Kurala konu fiilin işlenmesi hâlinde uygulanması öngörülen meslekten çıkarma cezasının orantılı olup olmadığının tespitinde mesleğin özelliği ile kişinin hak ve menfaatleri üzerinde oluşturduğu tesir ve yaptırımın gerekçesini oluşturan meşru amacın niteliği gözönünde bulundurulmalıdır. Kuralda belirtilen fiil karşılığında öngörülen meslekten çıkarma cezası 7068 sayılı Kanun’da genel kolluk kuvvetleri personeli hakkında muhtelif fiiller karşılığında uygulanabileceği belirtilen disiplin cezaları içinde en ağır ikinci ceza olan ve kişinin emniyet, jandarma ve sahil güvenlik teşkilatlarında bir daha çalıştırılmamak üzere meslekle ilişiğinin kesilmesi sonucunu doğuran bir yaptırımdır. Hukuka aykırılıklarla mücadele etme temeli üzerine oluşturulan kolluk teşkilatlarında yürütülen hizmetin hassasiyeti ve burada görev yapan personelin toplumsal güven ve huzur adına taşıdığı önem gözetildiğinde, devletin, korunmasına özel bir önem göstererek anayasal güvenceye bağladığı kişisel verileri, yetkili olmadığı hâlde mesleğin temel esaslarıyla ve görevin gerektirdiği niteliklerle bağdaşmayacak şekilde hukuka aykırı yöntemlerle elde eden bir kolluk personelinin meslekten çıkarılmasının, yaptırım ile korunmak istenen hukuki değerler ve elde edilmek istenen kamusal yarar karşısında bireye makul olmayan, orantısız bir külfet yüklemediği değerlendirilmiştir.

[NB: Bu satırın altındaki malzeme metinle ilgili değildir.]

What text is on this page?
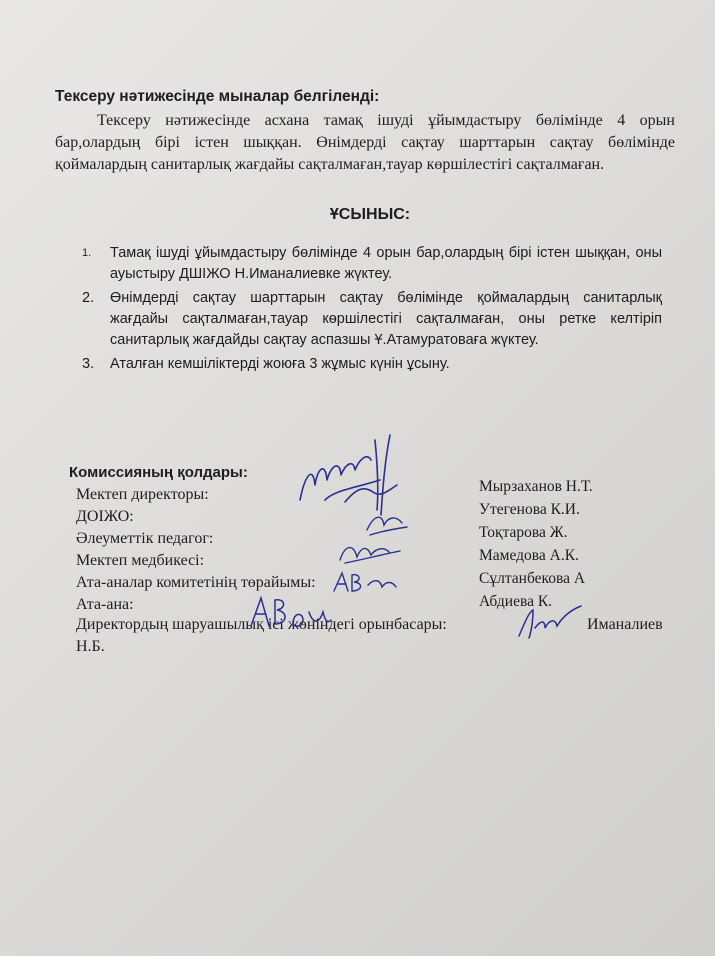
Тексеру нәтижесінде мыналар белгіленді:
Тексеру нәтижесінде асхана тамақ ішуді ұйымдастыру бөлімінде 4 орын бар,олардың бірі істен шыққан. Өнімдерді сақтау шарттарын сақтау бөлімінде қоймалардың санитарлық жағдайы сақталмаған,тауар көршілестігі сақталмаған.
ҰСЫНЫС:
1. Тамақ ішуді ұйымдастыру бөлімінде 4 орын бар,олардың бірі істен шыққан, оны ауыстыру ДШІЖО Н.Иманалиевке жүктеу.
2. Өнімдерді сақтау шарттарын сақтау бөлімінде қоймалардың санитарлық жағдайы сақталмаған,тауар көршілестігі сақталмаған, оны ретке келтіріп санитарлық жағдайды сақтау аспазшы Ұ.Атамуратоваға жүктеу.
3. Аталған кемшіліктерді жоюға 3 жұмыс күнін ұсыну.
Комиссияның қолдары:
Мектеп директоры:	Мырзаханов Н.Т.
ДОІЖО:	Утегенова К.И.
Әлеуметтік педагог:	Тоқтарова Ж.
Мектеп медбикесі:	Мамедова А.К.
Ата-аналар комитетінің төрайымы:	Сұлтанбекова А
Ата-ана:	Абдиева К.
Директордың шаруашылық ісі жөніндегі орынбасары:	Иманалиев
Н.Б.
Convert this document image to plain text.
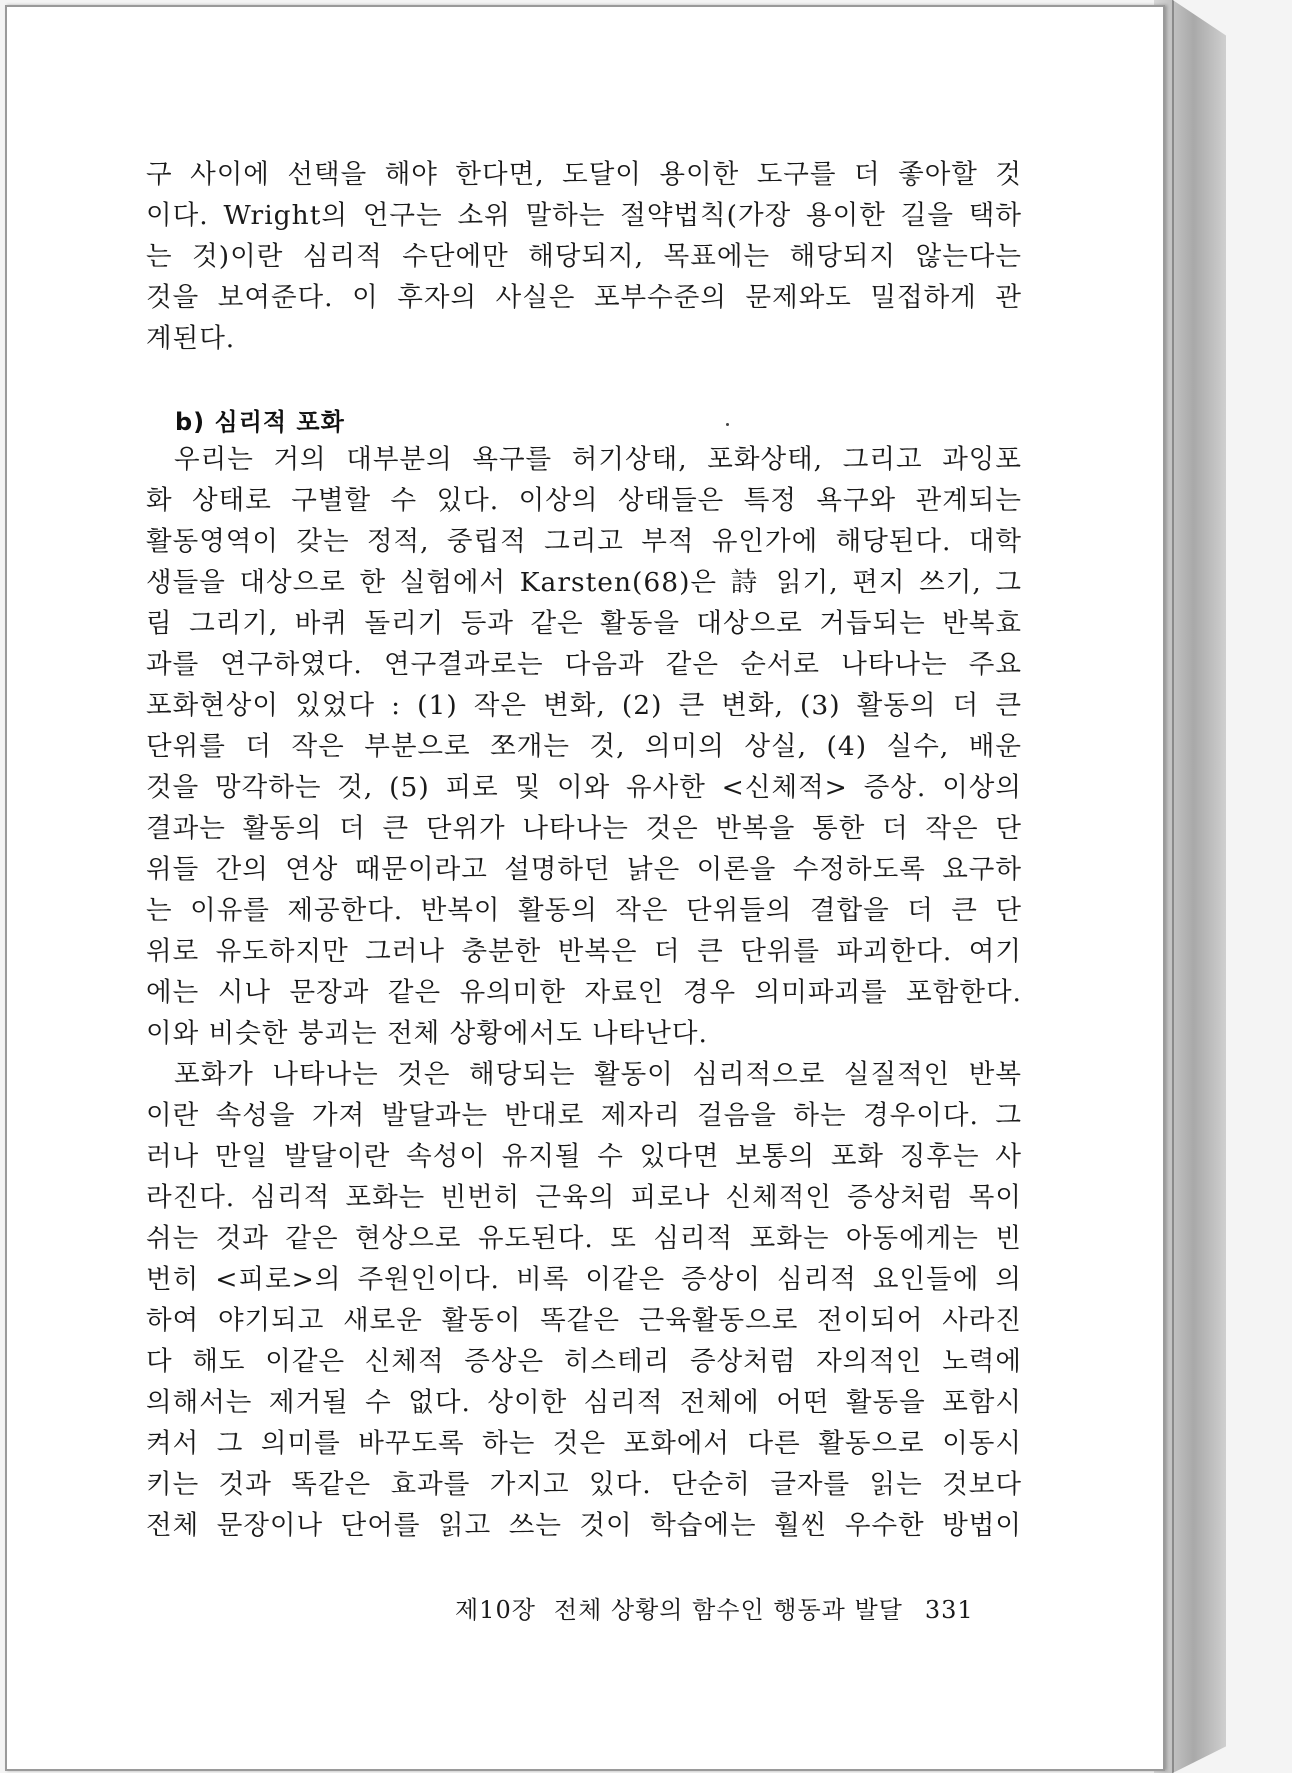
구 사이에 선택을 해야 한다면, 도달이 용이한 도구를 더 좋아할 것
이다. Wright의 언구는 소위 말하는 절약법칙(가장 용이한 길을 택하
는 것)이란 심리적 수단에만 해당되지, 목표에는 해당되지 않는다는
것을 보여준다. 이 후자의 사실은 포부수준의 문제와도 밀접하게 관
계된다.
b) 심리적 포화
우리는 거의 대부분의 욕구를 허기상태, 포화상태, 그리고 과잉포
화 상태로 구별할 수 있다. 이상의 상태들은 특정 욕구와 관계되는
활동영역이 갖는 정적, 중립적 그리고 부적 유인가에 해당된다. 대학
생들을 대상으로 한 실험에서 Karsten(68)은 詩 읽기, 편지 쓰기, 그
림 그리기, 바퀴 돌리기 등과 같은 활동을 대상으로 거듭되는 반복효
과를 연구하였다. 연구결과로는 다음과 같은 순서로 나타나는 주요
포화현상이 있었다 : (1) 작은 변화, (2) 큰 변화, (3) 활동의 더 큰
단위를 더 작은 부분으로 쪼개는 것, 의미의 상실, (4) 실수, 배운
것을 망각하는 것, (5) 피로 및 이와 유사한 <신체적> 증상. 이상의
결과는 활동의 더 큰 단위가 나타나는 것은 반복을 통한 더 작은 단
위들 간의 연상 때문이라고 설명하던 낡은 이론을 수정하도록 요구하
는 이유를 제공한다. 반복이 활동의 작은 단위들의 결합을 더 큰 단
위로 유도하지만 그러나 충분한 반복은 더 큰 단위를 파괴한다. 여기
에는 시나 문장과 같은 유의미한 자료인 경우 의미파괴를 포함한다.
이와 비슷한 붕괴는 전체 상황에서도 나타난다.
포화가 나타나는 것은 해당되는 활동이 심리적으로 실질적인 반복
이란 속성을 가져 발달과는 반대로 제자리 걸음을 하는 경우이다. 그
러나 만일 발달이란 속성이 유지될 수 있다면 보통의 포화 징후는 사
라진다. 심리적 포화는 빈번히 근육의 피로나 신체적인 증상처럼 목이
쉬는 것과 같은 현상으로 유도된다. 또 심리적 포화는 아동에게는 빈
번히 <피로>의 주원인이다. 비록 이같은 증상이 심리적 요인들에 의
하여 야기되고 새로운 활동이 똑같은 근육활동으로 전이되어 사라진
다 해도 이같은 신체적 증상은 히스테리 증상처럼 자의적인 노력에
의해서는 제거될 수 없다. 상이한 심리적 전체에 어떤 활동을 포함시
켜서 그 의미를 바꾸도록 하는 것은 포화에서 다른 활동으로 이동시
키는 것과 똑같은 효과를 가지고 있다. 단순히 글자를 읽는 것보다
전체 문장이나 단어를 읽고 쓰는 것이 학습에는 훨씬 우수한 방법이
제10장 전체 상황의 함수인 행동과 발달 331
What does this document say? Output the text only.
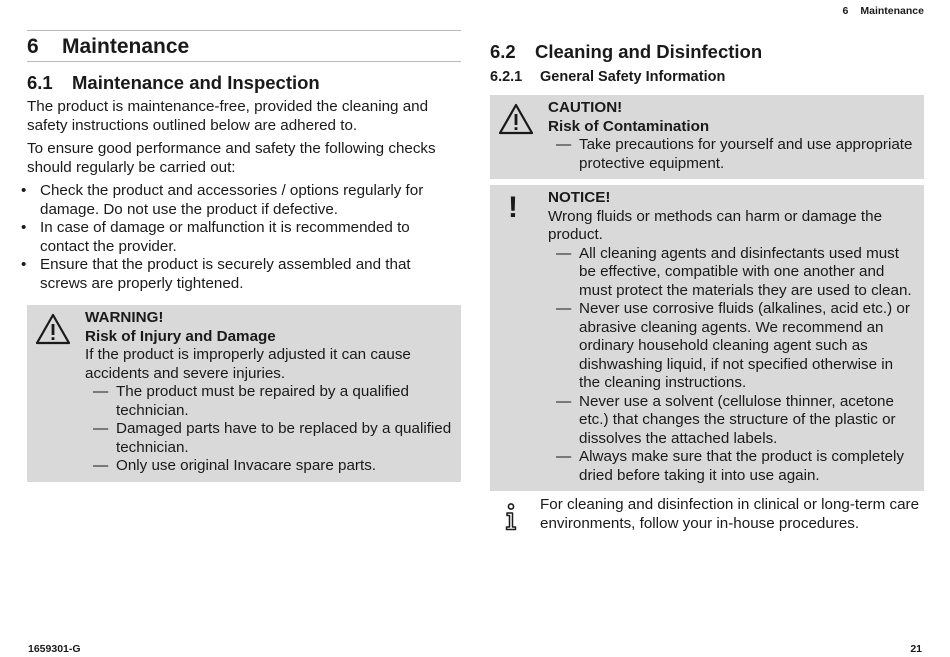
6 Maintenance
6 Maintenance
6.1 Maintenance and Inspection

The product is maintenance-free, provided the cleaning and safety instructions outlined below are adhered to.

To ensure good performance and safety the following checks should regularly be carried out:

• Check the product and accessories / options regularly for damage. Do not use the product if defective.
• In case of damage or malfunction it is recommended to contact the provider.
• Ensure that the product is securely assembled and that screws are properly tightened.
WARNING!
Risk of Injury and Damage
If the product is improperly adjusted it can cause accidents and severe injuries.
— The product must be repaired by a qualified technician.
— Damaged parts have to be replaced by a qualified technician.
— Only use original Invacare spare parts.
6.2 Cleaning and Disinfection
6.2.1 General Safety Information
CAUTION!
Risk of Contamination
— Take precautions for yourself and use appropriate protective equipment.
! NOTICE!
Wrong fluids or methods can harm or damage the product.
— All cleaning agents and disinfectants used must be effective, compatible with one another and must protect the materials they are used to clean.
— Never use corrosive fluids (alkalines, acid etc.) or abrasive cleaning agents. We recommend an ordinary household cleaning agent such as dishwashing liquid, if not specified otherwise in the cleaning instructions.
— Never use a solvent (cellulose thinner, acetone etc.) that changes the structure of the plastic or dissolves the attached labels.
— Always make sure that the product is completely dried before taking it into use again.
For cleaning and disinfection in clinical or long-term care environments, follow your in-house procedures.
1659301-G	21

Öte yandan personelin emniyet, jandarma ve sahil güvenlik teşkilatlarında bir daha çalıştırılmamak üzere meslekten çıkarılmasının gerekli şartları taşıması kaydıyla diğer kamu kurumlarında çalışabilmesine engel teşkil etmediği de dikkate alındığında itiraz konusu kural ile kamu hizmetlerine girme hakkına getirilen sınırlamanın orantısız olmadığı sonucuna varılmıştır.

Anayasa Mahkemesi açıklanan gerekçelerle kuralın Anayasa’ya aykırı olmadığına ve itirazın reddine karar vermiştir.